認知症になっても、地域の人々に支えられて自宅で1人暮らしを続けている方がいる。たとえば広島県福山市の鞆の浦では、重度認知症の女性が自由に外出もしながら、10年間1人暮らしを続けているし、徳島県の島田島でも、島の人々に総菜の提供を受けながらの1人暮らしが続いている。それぞれ80代で、要介護度も高いのだが、住み慣れた場所に暮らして落ち着いた日々を過ごしておられる。
そこに至るまでには地域の方々の葛藤もそれなりにあったのだが、最後は支えていこうという気持ちが勝ったのである。
国はそういう気持ちをあてにして、要支援者の生活を助け合いで支える制度をつくったが、「そんな制度は失敗する」という声も少なくない。もちろん人の気持ちの問題だから、全国一斉に実現することはありえないのだが、各地で助け合いの仕組みづくりは確実に進み出している。
■竹田市の仕組み
その中でも仕組みとしてはこれが最高だろうと思うのが大分県竹田市の「暮らしのサポートセンター」(愛称くらサポ)プラス「よっちはなそう会」(新しい地域ささえ愛推進会議)である。
竹田市は歴史ある山間の町で、人口2万4千人弱、高齢化率43%であるが、今回の熊本地震でも、県境を越えた後方支援を行うため、竹田ベースキャンプを立ち上げ、南阿蘇村周辺に連日ボランティアを派遣するなどの支援活動を続けたほどに、人々の人情味は厚い。
竹田市がくらサポに取り組んだのは2011年からで、まずは高齢者が何に困っているのか、そのニーズ調査を行った。各戸を訪問し、1人1時間をかけて、じっくり話し合った。その訪問員は、市民から募集し、研修して養成した。

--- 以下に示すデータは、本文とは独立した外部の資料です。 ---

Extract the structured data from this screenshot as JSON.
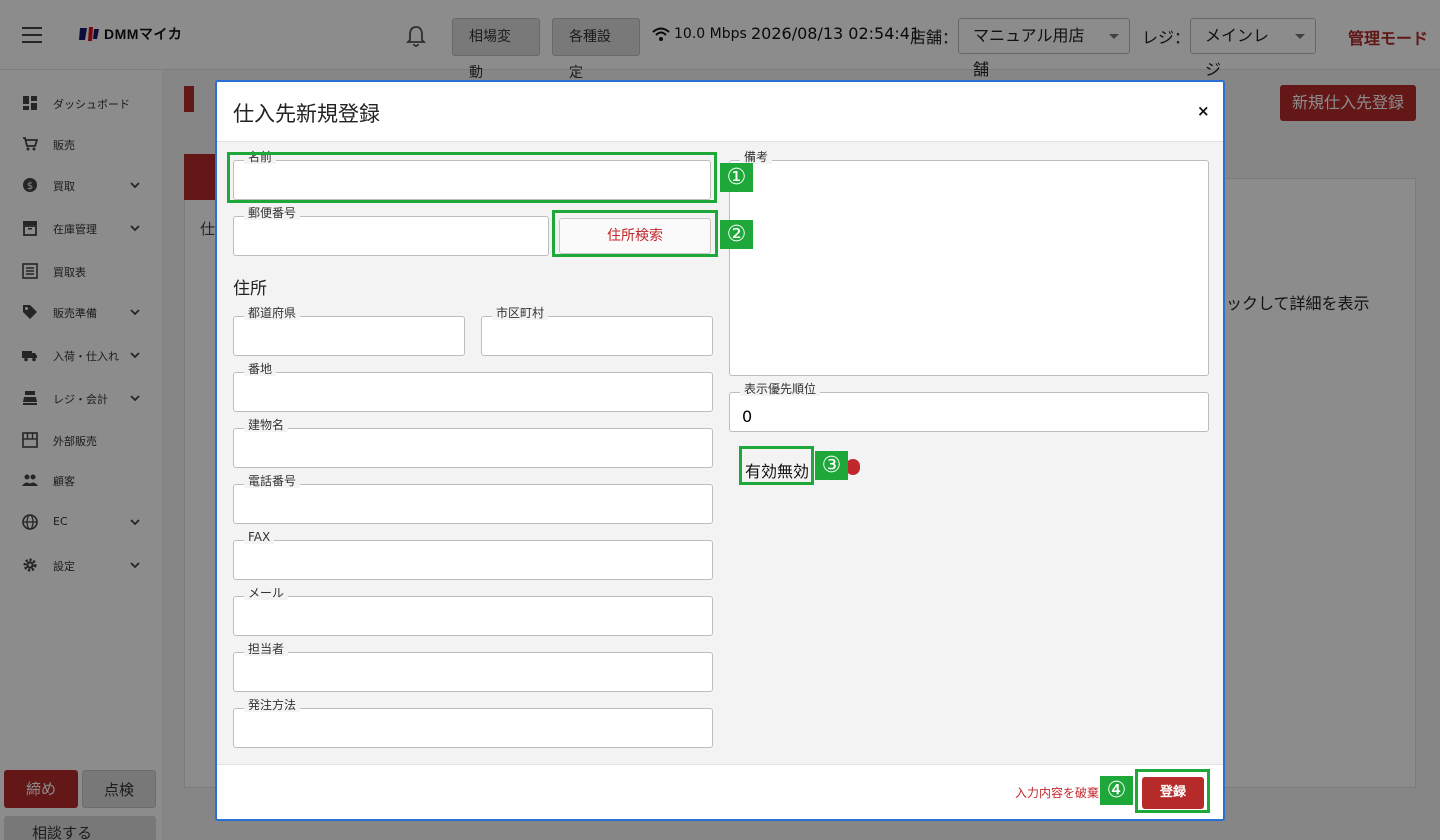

その結果を市内七つの地区ごとに分析し、どの地区でどんな助け合い活動を展開するかを地域の有志を中心に話し合った。
その結果、七つの地区に順次くらサポが立ち上がってきた。
その活動で共通しているのは、地区の誰もが立ち寄れる居場所があり、ここを拠点として地区の人々のちょっとした助け合いから、会員制で有償(標準型は30分400円)のボランティアまで、地域のニーズに合ったさまざまな助け合い活動が展開されていることである。
その内容は、食事の準備、掃除洗濯、家の簡単な修理、見守り、話し相手、留守番、代筆、外出支援、子どもの送迎、預かり保育など、ニーズに応じて多岐多様であり、くらサポは、助け合いによる生活支援の仕組みとしては、地域住民のほとんどすべてのニーズに応じられる形になっている。あとは、たとえば、どの地域にいても歩いて行けるように居場所を数多くつくっていくとか、ニーズに応じる担い手をどんどん増やしていくとか、実践が求められる段階に入っている。実際、くらサポの活動は着実に広がっている。
■「目指す地域像」へ
ただくらサポには生活支援という枠があるが、地域のニーズは、生活支援には限定されない。
もっと幅広く住民のニーズに住民が応える仕組みをつくろうというので、昨年、よっちはなそう会が始まった。これは先に述べた国の新しい制度を機に、住民主体の地域づくりをしようと訴えたさわやか福祉財団のフォーラムでのワークショップから生まれたもので、行政各部課や包括支援センター、市社会福祉協議会とくらサポが一体となって運営に協力し、地域の住民が「目指す地域像」を話し合って、くらサポではカバーできない分野の各種住民活動をつくり出していこうというものである。自治会や民生委員、こども会から消防団、駐在所まで地域のさまざまな人々が参加し、各地区で話し合いが進んでおり、くらサポでやれない地域の支え合いマップづくり、男性料理教室、声かけ、あいさつ運動、ふれあいバス旅行、白丹温泉館を盛り上げる活動など、地区ごとにさまざまな活動が生まれている。
こうした地域ごとに自主的な活動を柔軟に行う事業は、島根県雲南市を筆頭に全国に広がりつつあるが、竹田市はその核として多様な生活支援を行うくらサポの仕組みをつくった点に層の厚さがあるといえよう。
私が実感するのは、大都市中心部を除いて、結構「やろう」という市民、住民が参加してくるということである。政治と経済に頼らず、自ら動く人たちが増えているのである。